There is no way this study can be run, like the anti-vaxxers called for an RCT of the entire vaccine schedule. Again, that's the point. When contrarian doctors don't like the results of the many studies showing the vaccine is beneficial for children, they call for a bunch of RCTs.

It makes sense that the individual who demanded this impossible RCT was one of the doctors who wanted unvaccinated children to contract COVID. His efforts were successful. He should take a victory lap.

Instead, after 1,500 dead children died and tens of thousands more were hospitalized, he beclowning himself to avoid acknowledging the overwhelming evidence that the vaccine can reduce these severe outcomes. He can't point to any evidence that the vaccine is riskier than the virus. He can't do anything except wish away unwanted studies, demand an absurd RCT, and proclaim that there is no evidence in the world that would convince him children should be protected from a potentially deadly virus. He is happy to leave children vulnerable to carbon dioxide rather than say he was wrong.

This impossible RCT is an un serious demand from an un serious person, and it fools parents into believing the vaccine hasn't been tested, when nothing could be further from the truth. The vaccine rates for children are abysmally low thanks to this and many other myths spread by contrarian doctors.

Pfizer and Moderna are not the only ones who want these vaccines to be given to children. Doctors who care for sick children want them to bevaccinated as well. The consequences of myths spread by doctors are real. The swine flu has more to do with making videos on their laptop than it does with making videos on the internet.

Doctors who call for an RCT for everything don't usually run a single RCT on anything.

Suddenly, I have a feeling. It is familiar to those of us who thought it was worthwhile to think about these issues prior to the epidemic. It's all just pathetic variations of Will HPV Vaccination prevent Cervical Cancer blended with a dose of Can pharma improve on nature? There is a vaccine for the human immunodeficiency virus, also known as the "Hp Vaccine." Which one is better?

Therian doctors are able to identify gaps that an enormous RCT could fill. The RCTs that have been done are flawed. They are sometimes felt to be too small in size or short in duration.
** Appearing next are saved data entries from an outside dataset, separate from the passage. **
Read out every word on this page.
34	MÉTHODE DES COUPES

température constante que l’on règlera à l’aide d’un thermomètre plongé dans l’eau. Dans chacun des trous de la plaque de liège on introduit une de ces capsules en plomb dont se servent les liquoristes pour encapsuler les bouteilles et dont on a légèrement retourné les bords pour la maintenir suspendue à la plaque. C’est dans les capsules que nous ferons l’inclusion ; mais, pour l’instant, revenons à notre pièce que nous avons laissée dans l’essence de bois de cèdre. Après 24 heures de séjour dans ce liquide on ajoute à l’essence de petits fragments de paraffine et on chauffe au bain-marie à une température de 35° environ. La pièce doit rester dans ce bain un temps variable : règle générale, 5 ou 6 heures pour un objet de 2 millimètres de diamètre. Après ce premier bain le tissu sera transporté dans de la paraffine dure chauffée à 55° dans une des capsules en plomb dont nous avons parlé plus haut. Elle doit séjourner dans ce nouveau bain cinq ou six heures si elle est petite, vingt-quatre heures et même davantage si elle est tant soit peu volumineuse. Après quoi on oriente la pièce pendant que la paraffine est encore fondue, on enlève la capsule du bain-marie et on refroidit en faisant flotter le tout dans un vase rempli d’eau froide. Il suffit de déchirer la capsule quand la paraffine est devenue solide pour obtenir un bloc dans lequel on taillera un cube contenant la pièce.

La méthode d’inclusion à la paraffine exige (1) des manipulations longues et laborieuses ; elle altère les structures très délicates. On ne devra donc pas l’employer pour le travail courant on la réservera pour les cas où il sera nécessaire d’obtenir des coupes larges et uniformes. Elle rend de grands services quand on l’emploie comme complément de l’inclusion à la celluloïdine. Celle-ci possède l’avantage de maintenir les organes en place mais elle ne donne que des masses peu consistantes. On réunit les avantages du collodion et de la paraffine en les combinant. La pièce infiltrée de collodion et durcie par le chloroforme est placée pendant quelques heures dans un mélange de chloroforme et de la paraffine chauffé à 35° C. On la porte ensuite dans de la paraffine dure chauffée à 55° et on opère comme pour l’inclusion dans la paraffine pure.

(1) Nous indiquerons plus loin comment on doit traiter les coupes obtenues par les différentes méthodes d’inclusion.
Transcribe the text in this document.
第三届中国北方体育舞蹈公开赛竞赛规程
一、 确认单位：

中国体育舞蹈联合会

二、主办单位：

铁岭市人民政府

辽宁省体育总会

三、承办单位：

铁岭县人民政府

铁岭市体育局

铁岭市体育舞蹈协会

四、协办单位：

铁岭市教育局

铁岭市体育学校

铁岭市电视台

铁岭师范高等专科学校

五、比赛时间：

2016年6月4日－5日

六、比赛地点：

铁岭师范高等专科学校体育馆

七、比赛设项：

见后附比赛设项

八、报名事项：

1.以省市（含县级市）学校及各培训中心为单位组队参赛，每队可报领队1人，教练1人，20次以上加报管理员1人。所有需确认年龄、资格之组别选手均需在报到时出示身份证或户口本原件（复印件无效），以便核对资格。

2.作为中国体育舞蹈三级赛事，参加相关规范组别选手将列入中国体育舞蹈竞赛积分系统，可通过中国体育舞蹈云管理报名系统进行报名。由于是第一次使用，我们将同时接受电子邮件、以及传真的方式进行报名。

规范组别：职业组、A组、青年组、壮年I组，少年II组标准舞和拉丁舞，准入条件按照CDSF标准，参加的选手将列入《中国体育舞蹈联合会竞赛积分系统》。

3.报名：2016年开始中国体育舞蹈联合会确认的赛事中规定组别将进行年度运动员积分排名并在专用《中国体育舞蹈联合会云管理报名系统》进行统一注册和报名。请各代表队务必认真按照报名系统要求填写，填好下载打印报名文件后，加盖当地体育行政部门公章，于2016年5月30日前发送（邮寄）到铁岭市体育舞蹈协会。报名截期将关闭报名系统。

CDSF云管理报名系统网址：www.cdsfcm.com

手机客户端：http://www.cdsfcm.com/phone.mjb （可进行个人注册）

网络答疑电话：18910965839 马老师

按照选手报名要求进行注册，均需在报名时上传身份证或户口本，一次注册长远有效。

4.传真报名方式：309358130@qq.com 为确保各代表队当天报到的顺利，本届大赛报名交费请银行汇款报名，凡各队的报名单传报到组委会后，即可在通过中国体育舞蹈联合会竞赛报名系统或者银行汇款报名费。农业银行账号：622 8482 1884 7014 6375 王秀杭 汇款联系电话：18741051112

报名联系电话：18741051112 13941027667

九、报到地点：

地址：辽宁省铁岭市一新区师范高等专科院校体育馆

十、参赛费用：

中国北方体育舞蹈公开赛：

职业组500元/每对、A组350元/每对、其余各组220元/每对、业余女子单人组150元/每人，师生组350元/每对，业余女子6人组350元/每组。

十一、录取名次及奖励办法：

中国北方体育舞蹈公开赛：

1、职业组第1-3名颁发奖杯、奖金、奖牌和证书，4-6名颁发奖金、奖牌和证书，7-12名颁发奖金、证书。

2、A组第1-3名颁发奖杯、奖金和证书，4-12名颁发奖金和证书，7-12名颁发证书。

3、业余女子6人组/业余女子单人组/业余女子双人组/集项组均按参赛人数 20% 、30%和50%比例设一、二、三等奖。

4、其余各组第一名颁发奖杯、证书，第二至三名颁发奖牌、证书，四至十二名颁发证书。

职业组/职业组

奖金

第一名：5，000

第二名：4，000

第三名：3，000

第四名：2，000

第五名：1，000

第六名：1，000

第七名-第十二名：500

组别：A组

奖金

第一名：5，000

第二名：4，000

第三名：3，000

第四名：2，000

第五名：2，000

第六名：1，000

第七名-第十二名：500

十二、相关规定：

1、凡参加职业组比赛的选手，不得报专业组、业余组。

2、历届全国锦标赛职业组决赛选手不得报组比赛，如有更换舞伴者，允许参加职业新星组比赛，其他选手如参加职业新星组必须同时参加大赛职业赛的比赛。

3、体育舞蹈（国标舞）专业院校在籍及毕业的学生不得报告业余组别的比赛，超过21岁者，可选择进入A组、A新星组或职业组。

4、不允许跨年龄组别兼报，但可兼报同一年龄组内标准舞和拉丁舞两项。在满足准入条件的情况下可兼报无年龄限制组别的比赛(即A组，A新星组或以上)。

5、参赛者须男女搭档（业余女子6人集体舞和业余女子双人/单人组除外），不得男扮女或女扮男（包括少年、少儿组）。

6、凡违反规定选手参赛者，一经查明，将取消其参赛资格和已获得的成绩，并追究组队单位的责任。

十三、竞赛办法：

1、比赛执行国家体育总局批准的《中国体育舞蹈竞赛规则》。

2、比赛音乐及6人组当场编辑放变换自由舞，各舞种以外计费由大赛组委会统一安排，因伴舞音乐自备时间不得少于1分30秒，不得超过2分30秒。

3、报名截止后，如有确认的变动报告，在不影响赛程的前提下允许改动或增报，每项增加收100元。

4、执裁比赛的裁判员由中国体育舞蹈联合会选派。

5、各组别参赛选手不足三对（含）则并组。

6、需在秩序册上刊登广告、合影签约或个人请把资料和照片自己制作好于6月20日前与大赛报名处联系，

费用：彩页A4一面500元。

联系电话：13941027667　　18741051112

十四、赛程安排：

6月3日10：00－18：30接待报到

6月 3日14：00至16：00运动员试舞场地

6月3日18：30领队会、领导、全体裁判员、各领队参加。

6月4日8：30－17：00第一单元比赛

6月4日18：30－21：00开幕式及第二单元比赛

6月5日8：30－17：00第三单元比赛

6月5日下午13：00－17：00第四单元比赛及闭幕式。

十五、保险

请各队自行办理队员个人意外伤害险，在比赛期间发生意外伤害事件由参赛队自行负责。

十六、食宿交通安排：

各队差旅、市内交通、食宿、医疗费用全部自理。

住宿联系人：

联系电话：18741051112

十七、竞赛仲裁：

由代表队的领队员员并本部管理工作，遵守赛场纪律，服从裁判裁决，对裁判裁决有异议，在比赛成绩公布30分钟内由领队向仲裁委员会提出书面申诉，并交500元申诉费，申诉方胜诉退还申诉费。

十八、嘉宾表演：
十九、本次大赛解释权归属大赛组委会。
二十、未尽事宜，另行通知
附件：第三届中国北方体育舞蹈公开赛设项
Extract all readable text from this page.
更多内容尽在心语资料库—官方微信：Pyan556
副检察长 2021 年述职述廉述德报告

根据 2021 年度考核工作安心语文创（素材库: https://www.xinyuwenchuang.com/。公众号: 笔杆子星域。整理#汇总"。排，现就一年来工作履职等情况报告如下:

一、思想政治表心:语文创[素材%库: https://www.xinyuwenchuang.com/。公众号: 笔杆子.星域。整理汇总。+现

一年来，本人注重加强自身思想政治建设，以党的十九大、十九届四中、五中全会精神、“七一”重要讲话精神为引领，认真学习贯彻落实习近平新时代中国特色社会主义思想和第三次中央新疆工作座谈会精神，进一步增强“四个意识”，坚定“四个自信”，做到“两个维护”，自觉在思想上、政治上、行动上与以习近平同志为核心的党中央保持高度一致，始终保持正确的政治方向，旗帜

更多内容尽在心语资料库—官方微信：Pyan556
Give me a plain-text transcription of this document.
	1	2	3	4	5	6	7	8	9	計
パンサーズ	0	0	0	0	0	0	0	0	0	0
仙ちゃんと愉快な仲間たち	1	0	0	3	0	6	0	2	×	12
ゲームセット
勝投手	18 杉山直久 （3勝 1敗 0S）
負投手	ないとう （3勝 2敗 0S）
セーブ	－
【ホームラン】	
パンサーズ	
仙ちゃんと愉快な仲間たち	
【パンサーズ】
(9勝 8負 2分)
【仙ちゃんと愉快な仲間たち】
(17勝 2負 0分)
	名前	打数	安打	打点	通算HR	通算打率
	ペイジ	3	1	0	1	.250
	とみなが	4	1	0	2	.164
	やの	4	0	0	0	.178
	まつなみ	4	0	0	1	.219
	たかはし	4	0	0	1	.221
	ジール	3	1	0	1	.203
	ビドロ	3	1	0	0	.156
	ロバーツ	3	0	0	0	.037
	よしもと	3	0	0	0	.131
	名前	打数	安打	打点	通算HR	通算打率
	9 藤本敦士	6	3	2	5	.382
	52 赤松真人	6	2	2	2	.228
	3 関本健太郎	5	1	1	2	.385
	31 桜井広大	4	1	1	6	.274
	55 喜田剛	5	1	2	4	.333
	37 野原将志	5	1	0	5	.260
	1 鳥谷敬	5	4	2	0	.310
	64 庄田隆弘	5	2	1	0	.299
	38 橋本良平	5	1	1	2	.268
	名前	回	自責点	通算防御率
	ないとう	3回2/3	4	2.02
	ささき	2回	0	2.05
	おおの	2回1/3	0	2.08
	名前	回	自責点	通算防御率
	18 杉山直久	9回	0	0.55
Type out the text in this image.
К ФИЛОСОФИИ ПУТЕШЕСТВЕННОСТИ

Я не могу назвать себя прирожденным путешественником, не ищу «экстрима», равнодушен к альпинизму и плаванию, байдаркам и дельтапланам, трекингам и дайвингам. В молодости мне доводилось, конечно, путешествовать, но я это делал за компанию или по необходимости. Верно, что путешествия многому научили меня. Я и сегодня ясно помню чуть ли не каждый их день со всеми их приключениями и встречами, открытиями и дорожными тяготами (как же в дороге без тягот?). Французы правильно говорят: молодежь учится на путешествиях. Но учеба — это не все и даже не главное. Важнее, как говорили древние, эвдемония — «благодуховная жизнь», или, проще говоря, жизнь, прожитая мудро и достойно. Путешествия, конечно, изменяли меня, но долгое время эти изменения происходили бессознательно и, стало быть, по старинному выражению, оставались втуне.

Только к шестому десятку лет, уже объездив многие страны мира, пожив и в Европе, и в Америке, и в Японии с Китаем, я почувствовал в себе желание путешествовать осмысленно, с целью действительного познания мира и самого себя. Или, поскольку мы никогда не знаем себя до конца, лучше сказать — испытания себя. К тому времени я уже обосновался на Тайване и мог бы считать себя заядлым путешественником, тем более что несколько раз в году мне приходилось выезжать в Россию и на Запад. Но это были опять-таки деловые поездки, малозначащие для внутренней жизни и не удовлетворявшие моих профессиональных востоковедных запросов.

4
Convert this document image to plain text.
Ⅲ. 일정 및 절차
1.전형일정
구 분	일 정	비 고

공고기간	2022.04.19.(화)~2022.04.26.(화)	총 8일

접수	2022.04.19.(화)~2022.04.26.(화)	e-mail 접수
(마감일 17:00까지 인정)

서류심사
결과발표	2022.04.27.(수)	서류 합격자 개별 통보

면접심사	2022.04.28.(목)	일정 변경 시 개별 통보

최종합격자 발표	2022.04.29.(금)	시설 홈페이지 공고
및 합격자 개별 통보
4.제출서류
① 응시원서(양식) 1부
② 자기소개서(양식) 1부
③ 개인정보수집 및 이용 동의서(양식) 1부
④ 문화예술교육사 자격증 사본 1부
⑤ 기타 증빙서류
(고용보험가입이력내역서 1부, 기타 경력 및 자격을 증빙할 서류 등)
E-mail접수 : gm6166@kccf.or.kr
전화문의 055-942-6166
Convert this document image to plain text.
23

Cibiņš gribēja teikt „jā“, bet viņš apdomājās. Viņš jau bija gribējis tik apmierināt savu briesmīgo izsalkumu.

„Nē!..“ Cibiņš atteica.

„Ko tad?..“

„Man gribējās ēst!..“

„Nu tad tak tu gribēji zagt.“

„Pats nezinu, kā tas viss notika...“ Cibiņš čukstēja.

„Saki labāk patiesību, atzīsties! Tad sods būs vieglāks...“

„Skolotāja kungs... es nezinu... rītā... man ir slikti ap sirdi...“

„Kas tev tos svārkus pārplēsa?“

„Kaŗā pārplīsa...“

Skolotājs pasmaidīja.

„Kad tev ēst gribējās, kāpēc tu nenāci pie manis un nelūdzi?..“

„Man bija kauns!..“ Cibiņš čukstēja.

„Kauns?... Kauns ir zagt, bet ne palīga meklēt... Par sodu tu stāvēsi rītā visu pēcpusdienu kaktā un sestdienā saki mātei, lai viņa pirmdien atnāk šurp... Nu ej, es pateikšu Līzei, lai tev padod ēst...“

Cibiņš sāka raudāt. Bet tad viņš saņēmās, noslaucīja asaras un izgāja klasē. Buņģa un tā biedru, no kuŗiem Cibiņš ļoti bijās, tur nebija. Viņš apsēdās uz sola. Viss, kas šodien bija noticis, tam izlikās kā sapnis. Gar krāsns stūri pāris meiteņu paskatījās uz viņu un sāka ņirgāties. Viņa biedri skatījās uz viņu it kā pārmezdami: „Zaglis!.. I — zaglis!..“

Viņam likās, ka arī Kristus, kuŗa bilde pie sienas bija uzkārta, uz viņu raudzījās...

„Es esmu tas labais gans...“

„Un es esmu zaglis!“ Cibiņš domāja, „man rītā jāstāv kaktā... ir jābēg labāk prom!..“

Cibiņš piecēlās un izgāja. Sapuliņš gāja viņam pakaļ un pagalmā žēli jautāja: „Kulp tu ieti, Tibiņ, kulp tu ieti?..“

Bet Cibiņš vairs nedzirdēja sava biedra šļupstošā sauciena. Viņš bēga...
There are many studies showing vaccines are safe and effective, but the only one that matters to contrarian doctors is the RCT.

The entire point of those who spread fear about vaccines and fetishize immunity is to reject the RCTs that have already been done. When an observational study claims to reveal vaccine flaws, contrarian doctors have no issue with non-RCTs, even when the methods are questionable. These studies are considered to be bombshells.

It isn't because doctors are ignorant or lazy, but because the studies are expensive, slow, and really hard. It is no surprise that contrarian doctors always call for someone else to do an RCT. It's easy to point a camera at yourself and complain that other doctors didn't run enough RCTs. It is extremely difficult to run an RCT.

Doctors who call for an RCT for everything generally haven't run a single RCT on anything.